Life and Nothing More... Review
By Dennis Schwartz Ozus' World Movie Reviews
The director, writer and editor Abbas Kiarostami ("Close-Up") has said, "I personally can't define the difference between a documentary and a narrative film." Kiarostami uses nonprofessional actors to recreate the real events. The events of "Life and Nothing More..." are based around the 1990 earthquake that destroyed much of northern Iran and killed 50,000. It presents a simple narrative with the equally simple objective of recalling the real events. The middle-aged director, played by Farhad Kheradmand, learns that the small-town of Koker where he shot his 1987 film "Where is the Friend's Home?" has been struck by the earthquake. Concerned about the safety of his child actors in that film, the Ahmadpour brothers who reside there, he sets out by car from Tehran with his son Puya to see how they are doing in person. When they near the region they are faced with massive traffic jams brought on by the relief effort that prevents them from reaching their destination. But on an impulse the director takes a detour off the main road and crosses remote hill towns where there are now makeshift tents used to house the optimistic survivors. They continue their search for the two young boys who greatly touched their hearts, and in the process interview many of the survivors. This simple plot serves the film well, as they try to understand why God lets some survive and others die. There is, also, a World Cup football match taking place. The events of those games are still important to the survivors, even as they dig out from their troubles.

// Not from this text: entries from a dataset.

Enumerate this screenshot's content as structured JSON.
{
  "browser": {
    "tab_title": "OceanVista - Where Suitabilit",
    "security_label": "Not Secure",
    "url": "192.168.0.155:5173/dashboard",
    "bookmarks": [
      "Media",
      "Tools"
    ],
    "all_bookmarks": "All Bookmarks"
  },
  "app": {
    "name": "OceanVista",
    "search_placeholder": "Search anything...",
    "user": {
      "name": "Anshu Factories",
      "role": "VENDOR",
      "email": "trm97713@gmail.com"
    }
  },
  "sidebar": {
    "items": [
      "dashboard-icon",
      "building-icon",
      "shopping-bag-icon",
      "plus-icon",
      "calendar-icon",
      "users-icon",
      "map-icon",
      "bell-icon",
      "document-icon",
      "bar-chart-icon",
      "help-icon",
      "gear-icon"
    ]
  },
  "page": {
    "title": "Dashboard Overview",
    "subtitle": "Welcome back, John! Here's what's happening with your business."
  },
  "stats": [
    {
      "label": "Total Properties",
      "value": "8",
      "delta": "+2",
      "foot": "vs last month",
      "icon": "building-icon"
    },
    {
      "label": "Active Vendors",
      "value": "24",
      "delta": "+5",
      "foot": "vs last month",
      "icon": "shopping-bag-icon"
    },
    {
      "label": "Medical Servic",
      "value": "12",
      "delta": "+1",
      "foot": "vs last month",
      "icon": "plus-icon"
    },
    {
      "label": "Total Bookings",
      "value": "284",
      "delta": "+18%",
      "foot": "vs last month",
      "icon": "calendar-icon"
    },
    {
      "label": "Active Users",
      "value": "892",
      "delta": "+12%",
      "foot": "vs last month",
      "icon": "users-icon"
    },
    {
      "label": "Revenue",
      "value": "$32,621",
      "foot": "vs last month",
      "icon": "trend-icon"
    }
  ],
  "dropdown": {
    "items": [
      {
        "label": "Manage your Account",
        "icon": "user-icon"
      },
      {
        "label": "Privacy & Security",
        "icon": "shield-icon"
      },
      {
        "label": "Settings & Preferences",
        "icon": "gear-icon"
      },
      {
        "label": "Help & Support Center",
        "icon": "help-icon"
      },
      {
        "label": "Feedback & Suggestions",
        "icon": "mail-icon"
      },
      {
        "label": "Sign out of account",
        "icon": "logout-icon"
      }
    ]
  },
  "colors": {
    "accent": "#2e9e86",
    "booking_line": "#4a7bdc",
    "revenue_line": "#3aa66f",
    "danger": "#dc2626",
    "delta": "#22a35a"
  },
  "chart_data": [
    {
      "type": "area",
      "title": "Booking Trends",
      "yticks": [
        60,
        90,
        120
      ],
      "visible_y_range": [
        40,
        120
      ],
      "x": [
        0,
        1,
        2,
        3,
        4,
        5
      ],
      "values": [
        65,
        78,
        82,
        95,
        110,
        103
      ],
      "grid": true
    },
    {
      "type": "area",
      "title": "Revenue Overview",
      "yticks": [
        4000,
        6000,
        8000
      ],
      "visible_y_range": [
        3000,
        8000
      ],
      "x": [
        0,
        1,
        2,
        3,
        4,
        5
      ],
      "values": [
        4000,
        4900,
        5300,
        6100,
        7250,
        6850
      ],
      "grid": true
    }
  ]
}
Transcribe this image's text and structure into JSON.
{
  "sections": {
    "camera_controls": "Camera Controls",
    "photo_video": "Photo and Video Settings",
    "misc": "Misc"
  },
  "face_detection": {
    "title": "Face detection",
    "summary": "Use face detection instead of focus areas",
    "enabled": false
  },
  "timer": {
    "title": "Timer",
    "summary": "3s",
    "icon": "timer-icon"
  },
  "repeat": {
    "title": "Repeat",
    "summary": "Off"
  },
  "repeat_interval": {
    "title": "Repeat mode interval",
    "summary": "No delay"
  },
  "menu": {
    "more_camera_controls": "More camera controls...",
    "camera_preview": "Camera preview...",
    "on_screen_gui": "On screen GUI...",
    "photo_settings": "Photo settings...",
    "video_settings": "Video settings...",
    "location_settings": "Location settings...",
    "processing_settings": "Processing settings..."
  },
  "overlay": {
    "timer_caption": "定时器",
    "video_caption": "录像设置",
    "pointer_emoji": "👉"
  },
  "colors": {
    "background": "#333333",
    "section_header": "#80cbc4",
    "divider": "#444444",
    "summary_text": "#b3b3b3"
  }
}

An amazing film that never fails to hold your interest, as it attempts to blur the lines between reality and fiction. The entire narrative of "Life and Nothing More..." involves a protracted automobile trip that ends up showing the resiliency of the earthquake survivors. The journey of the father and son is not presented as a march towards a specific end but is more of an examination of the journey itself, and it offers a penetrating social commentary about how people travel through life. The director leaves things mysteriously open-ended, as the beautiful cavernous landscape engulfs the small car and the tiny figures in the car with a sense of omnipotence and the ruined area takes on the sacredness of a holy site.
It won the Rossellini prize at the 1992 Cannes film festival.